E' solo un colpetto di penna su una mappa o su una foto - come sostiene qualcuno - o esiste il concreto rischio di perdere e di stravolgere paesaggi ed un ambiente unici in Europa?  -Pro e contro - Gli interventi -


LETTERE A
, 7 Dicembre 2005

«Etna, versante Nord: 40 centimetri di neve a quota 2000»

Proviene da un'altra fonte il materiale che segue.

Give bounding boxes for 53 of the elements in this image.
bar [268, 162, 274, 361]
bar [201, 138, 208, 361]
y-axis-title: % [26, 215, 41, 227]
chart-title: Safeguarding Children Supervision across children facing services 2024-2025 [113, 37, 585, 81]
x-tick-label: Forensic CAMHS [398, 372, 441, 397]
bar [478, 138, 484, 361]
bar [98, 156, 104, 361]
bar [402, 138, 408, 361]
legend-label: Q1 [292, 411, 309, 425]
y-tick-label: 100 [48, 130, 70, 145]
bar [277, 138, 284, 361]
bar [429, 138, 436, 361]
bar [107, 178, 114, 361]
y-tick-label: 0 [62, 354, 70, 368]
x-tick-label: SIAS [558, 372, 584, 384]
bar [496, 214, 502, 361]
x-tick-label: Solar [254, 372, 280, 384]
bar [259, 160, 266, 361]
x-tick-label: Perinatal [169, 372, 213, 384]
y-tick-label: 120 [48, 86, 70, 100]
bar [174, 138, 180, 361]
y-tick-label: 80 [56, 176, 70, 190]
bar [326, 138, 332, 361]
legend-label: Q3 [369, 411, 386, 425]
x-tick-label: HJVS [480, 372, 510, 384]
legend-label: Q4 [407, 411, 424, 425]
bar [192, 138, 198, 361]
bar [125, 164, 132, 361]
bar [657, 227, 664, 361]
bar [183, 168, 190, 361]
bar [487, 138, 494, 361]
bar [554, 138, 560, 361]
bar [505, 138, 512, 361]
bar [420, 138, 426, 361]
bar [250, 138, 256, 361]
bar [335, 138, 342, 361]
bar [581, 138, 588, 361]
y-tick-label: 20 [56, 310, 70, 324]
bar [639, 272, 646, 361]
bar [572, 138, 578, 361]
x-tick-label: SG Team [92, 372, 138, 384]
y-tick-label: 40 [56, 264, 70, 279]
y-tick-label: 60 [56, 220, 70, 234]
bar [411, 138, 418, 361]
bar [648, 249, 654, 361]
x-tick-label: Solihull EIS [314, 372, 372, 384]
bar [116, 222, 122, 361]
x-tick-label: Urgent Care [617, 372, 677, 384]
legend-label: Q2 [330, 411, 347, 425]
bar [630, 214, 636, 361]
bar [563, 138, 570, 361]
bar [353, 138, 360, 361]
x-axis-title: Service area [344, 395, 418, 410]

Voglio fare solo una constatazione e non aprire una polemica. Oggi 5 dicembre la situazione innevamento sull'Etna è la seguente (dati rilevati oggettivamente dal sottoscritto): Etna Sud (Nicolosi), neve a quota 2000 zero centimetri, impianti chiusi; Etna Nord (Linguaglossa) neve a quota 2000 zero centimetri! Versante Nord-Ovest («ipotetico» terzo polo etneo) neve a quota 2000 circa 40 cm!
Questo significa che oggi quest'ultimo versante avrebbero potuto aprire i battenti le piste da sci, come avvenuto in molte stazioni italiane. Ciò che ho scritto non è un’eccezione, ma ogni anno potrebbe essere così e anche meglio, considerando che quest’anno le precipitazioni nevose ancora sono state avare. Chissà se vedremo mai realizzato questo progetto, certo è che nonostante i promotori stiano cercando in tutti i modi di fornire soluzioni concrete per realizzare gli impianti con il minor impatto possibile , a seguito delle polemiche suscitate dagli ambientalisti, di fatto è evidente che non si raggiungerà mai un dialogo costruttivo tra le parti.
La verità è che l’Etna non verrà mai sfruttata turisticamente. E i numerosi sciatori siciliani andranno sempre a fare settimane bianche fuori o per mancanza di neve o perché non soddisfatte dal servizio offerto dalle due stazioni di sci esistenti. Dopodomani lo Sci Club Sud Est, con 30 persone al seguito, partirà per un allenamento a Roccaraso. Sono molte le persone che hanno già prenotato settimane bianche per dicembre al nord. Insomma alimentiamo il turismo di altre regioni, portiamo denaro nelle tasche di altre persone e lo allontaniamo dalla Sicilia. L’amara considerazione: se ci fosse il terzo polo si potrebbe già sciare e con dei servizi di qualità , potremmo davvero essere invidiati da molte località. Sciare su un vulcano attivo a due passi dal mare: dove altro si può in Italia e nel mondo? [Dario Teri, Sci alpino – Etna Sci]


6 Dicembre 2005

«Sì al terzo Polo, ma con modi differenti»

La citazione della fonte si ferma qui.